Até o dito Brás o bicho desunhou que só enxergamos o verde do terreno que ia passando de carreira por nós. Daí em diante é que a porca torceu o rabo. O maquinista, foguista, cozinheiro ou o diabo que o valha que dá corda de fogo ao tal vagão parece que engrilou e meteu as chinelas no bicho. Aqui é que foram elas. Não enxergamos mais nada, era tudo cor de ar; os passageiros davam cabeçadas, as cadeiras iam ao chão. Eu gritava ao homem do fogareiro que parasse com um milhão de diabos, pois receava que aquilo estourasse com governo, câmara e Segismundo. Qual! O ladrão do rei do fogo redobrava a doze e o bicho ia corcoveando.

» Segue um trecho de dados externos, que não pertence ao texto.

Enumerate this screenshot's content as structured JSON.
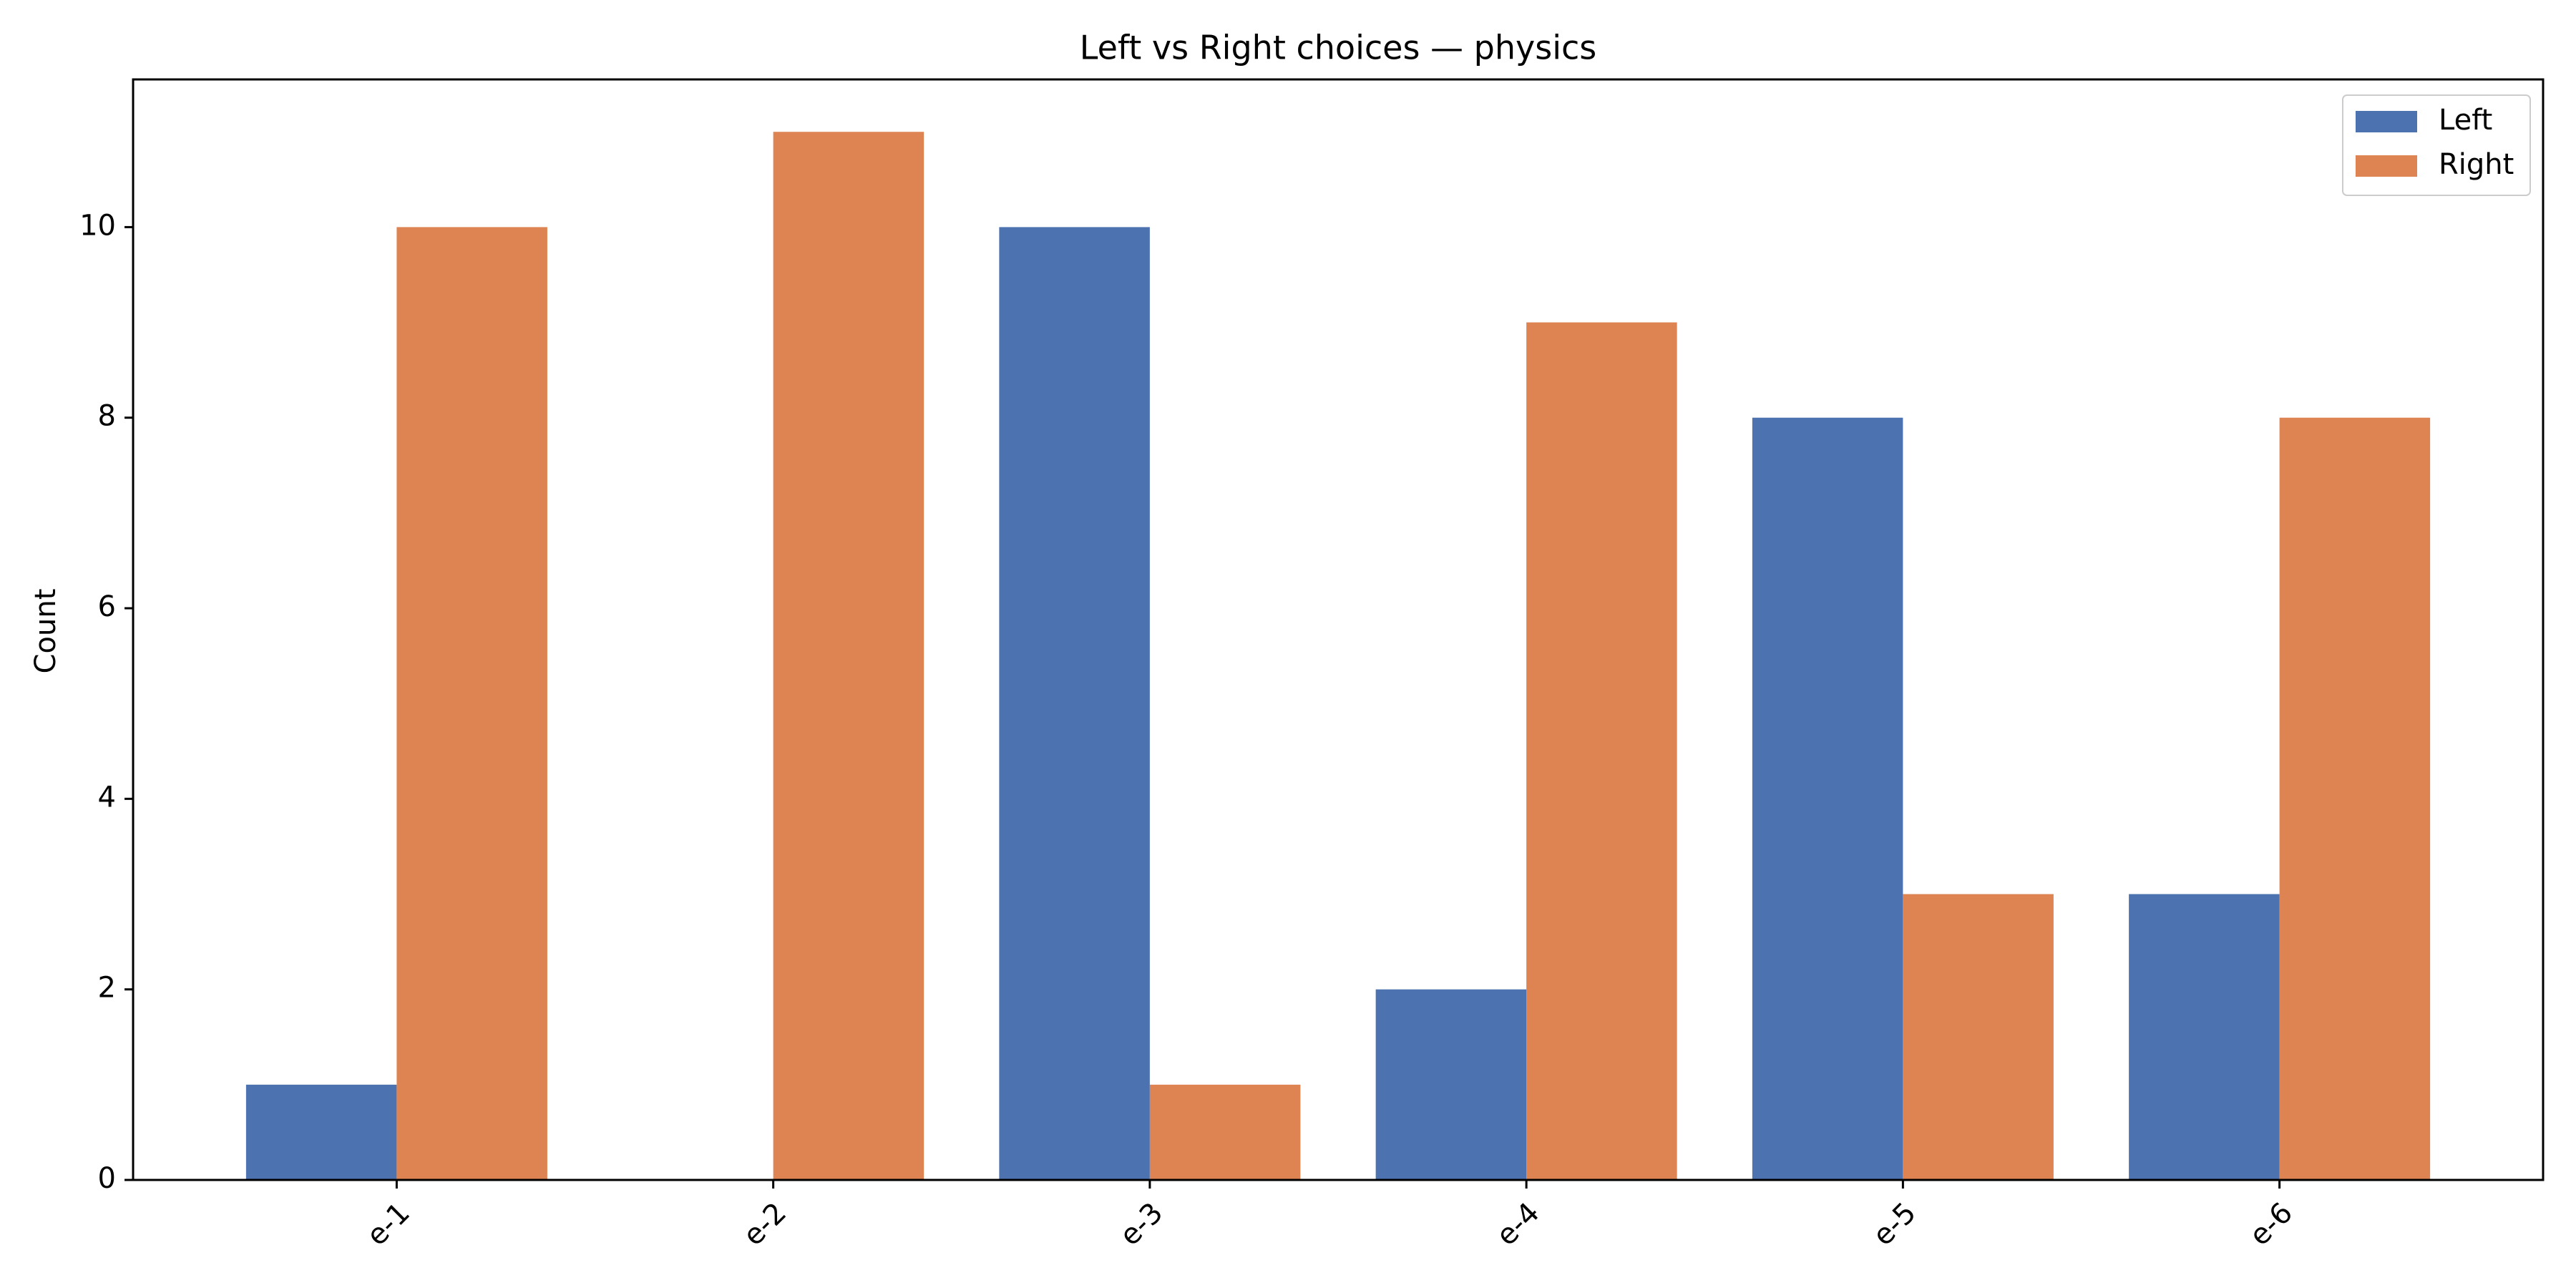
{
  "chart_data": {
    "type": "bar",
    "title": "Left vs Right choices — physics",
    "xlabel": "",
    "ylabel": "Count",
    "categories": [
      "e-1",
      "e-2",
      "e-3",
      "e-4",
      "e-5",
      "e-6"
    ],
    "series": [
      {
        "name": "Left",
        "color": "#4c72b0",
        "values": [
          1,
          0,
          10,
          2,
          8,
          3
        ]
      },
      {
        "name": "Right",
        "color": "#dd8452",
        "values": [
          10,
          11,
          1,
          9,
          3,
          8
        ]
      }
    ],
    "ylim": [
      0,
      11.55
    ],
    "yticks": [
      0,
      2,
      4,
      6,
      8,
      10
    ],
    "grid": false,
    "legend_position": "top-right"
  }
}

Ninguém dizia palavra porque contra o progresso de fogo ninguém pia, muito menos eu, apesar de estar desesperado por pilhar em terra o tal inglês da cozinha. Continuou o desalmado a esporear o potro de ferro que botava fogo pelo nariz e fumaça pelos olhos.

E agora compadre, veja o que me aconteceu nessa idade! Tanto fez o bruto da chaminé com o seu canudo que o potro corcoveou de verdade, tropicou no estribilho e prancheou conosco!

Não sei o que aconteceu, pois desfaleci. Quando dei por mim estava eu dentro de um valo com meus colegas de caixão e com os respectivos caixões em terra, os varões arrebentados, uns a saírem do valo e outros a saltarem da ratoeira. Entre mortos e feridos alguns escaparam. Eu agarrei-me a uma cerca e fiquei nela escarranchado e habilitado a meter-me em curativos de cirurgiões.

Cada um tratou de si, cuidando de safar-se e dar o basta, apesar de já estarmos perto do Jardim, como indicava o cheiro do almoço municipal.”

Fontes

Jornal Diário de São Paulo de 10-09-1865 e 12-09-1865
Jornal Correio Paulistano de 06-09-1865 e 07-09-1865
Pinto,  Adolpho Augusto  – História da Viação Pública de São Paulo, 1903.